Accuracy is 63%. On the surface of it, that does not sound that good. Looking into the Kaggle forums for this competition it looks like a reasonable baseline is around 61% and many people initially get around 56%. Given that we used all of the default settings for the models and the only preprocessing was to lowercase the data, 63% is not that bad. Random guessing would give an accuracy of 20%. This is granular scale, however. We may have classified the review as a 4 instead of a 3. Both are on the positive side of the scale so the accuracy may look a little worse than it is. A common thing to do is to remove the neutral reviews and categorize the remaining either as positive or negative sentiment. This is what the coarse parameter does on the data load. Let’s see what that looks like.

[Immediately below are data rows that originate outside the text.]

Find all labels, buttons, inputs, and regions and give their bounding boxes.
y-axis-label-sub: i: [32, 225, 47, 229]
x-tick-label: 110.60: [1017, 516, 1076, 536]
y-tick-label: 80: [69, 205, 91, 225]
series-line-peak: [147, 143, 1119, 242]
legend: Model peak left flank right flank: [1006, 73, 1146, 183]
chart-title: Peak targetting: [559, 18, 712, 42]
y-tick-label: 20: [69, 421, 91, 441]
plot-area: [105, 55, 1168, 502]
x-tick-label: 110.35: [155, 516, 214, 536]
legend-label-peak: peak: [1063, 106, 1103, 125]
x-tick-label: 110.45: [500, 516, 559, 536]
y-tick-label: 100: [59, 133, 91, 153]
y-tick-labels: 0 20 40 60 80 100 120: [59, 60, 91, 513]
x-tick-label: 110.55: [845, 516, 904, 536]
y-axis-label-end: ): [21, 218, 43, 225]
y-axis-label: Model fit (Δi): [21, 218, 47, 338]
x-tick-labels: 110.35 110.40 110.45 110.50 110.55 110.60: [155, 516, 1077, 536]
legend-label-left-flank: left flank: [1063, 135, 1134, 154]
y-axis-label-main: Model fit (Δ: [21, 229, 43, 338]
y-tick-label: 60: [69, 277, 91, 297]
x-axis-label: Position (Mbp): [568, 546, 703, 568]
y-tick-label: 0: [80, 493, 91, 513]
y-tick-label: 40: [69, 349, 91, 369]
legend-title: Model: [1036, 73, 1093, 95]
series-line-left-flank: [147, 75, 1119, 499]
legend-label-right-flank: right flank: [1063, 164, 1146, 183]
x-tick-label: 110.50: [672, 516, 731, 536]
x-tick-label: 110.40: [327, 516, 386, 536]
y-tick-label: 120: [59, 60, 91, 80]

x, y = load_data(coarse=True) count_vectorizer = CountVectorizer(lowercase=True) rp = random_projection.SparseRandomProjection(random_state=11) svd = TruncatedSVD(n_components=2500) tfidf = TfidfTransformer() logistic_regression = LogisticRegression() model1 = Pipeline([('counts', count_vectorizer), ('rand_proj', rp), ('logistic', logistic_regression), ]) model2 = Pipeline([('counts', count_vectorizer), ('svd', svd), ('regression', logistic_regression), ]) model3 = Pipeline([('counts', count_vectorizer), ('tfidf', tfidf), ('regression', logistic_regression), ]) vc = VotingClassifier(estimators=[('model1', model1), ('model2', model2), ('model3', model3)], voting='hard') for clf, label in zip([model1, model2, model3, vc], ['model1_random_projections', 'model2_svd', 'model3_tfidf', 'ensemble']): scores = cross_validation.cross_val_score(clf, x, y, cv=2, scoring='accuracy') print("Accuracy %s: %0.2f" % (label, scores.mean())) # Accuracy model1_random_projections: 0.85 # Accuracy model2_svd: 0.81 # Accuracy model3_tfidf: 0.86 # Accuracy ensemble: 0.85

What is going on here? We loaded the data and trained on binary positive/negative output classes. We then set up a series of models utilizing different data transformations: random projections, singular value decomposition (SVD), and term frequency-inverse document frequency (TF-IDF). The first two models utilize dimensionality reduction techniques. The third uses TF-IDF, which was used in first, granular model. The last output here is an ensemble (mixture) of all three models where we use a max vote for the classification. Ensembles are typically used for averaging different types of models. For this ensemble we used the same model but leveraged different data transformations. It is more common that ensembles used a mixture of different types of models (see possible alternatives in the next section), but both paths are worth exploring. It is interesting to note that the model with the highest accuracy is the TF-IDF model. Many times it is well worth doing simple things first and than trying more complex transformations. The accuracy of the model is around 85%, given further tweaking of the model parameters and data preprocessing we could probably get another 5% increase.

### Enhancements

As stated, we used many of the default parameters of the models. Here are a few things you could try on your own to further increase the accuracy.

- document preprocessing
- bi-grams
- tokenizing
- stop word removal
- stemming

- try different dimensionality reductions for SVD and random projections, i.e. reduce to a
*k*-dimensional dataset - optimizing the parameters of the logistic regression, e.g. regularization and solvers
- try different ensemble methods provided by scikit-learn
- try other models other than logistic regression, e.g. Naive Bayes or Support Vector Machines

### Conclusion

We took a look at Pipelines in scikit-learn and how these can be used to assemble models. We took two views in the data classification, granular and coarse, and fit a few different models. The motivation was to simplify boilerplate code and to afford the opportunity to easily swap out different models. We also took a look at simple ensembles and how these could be used in your work.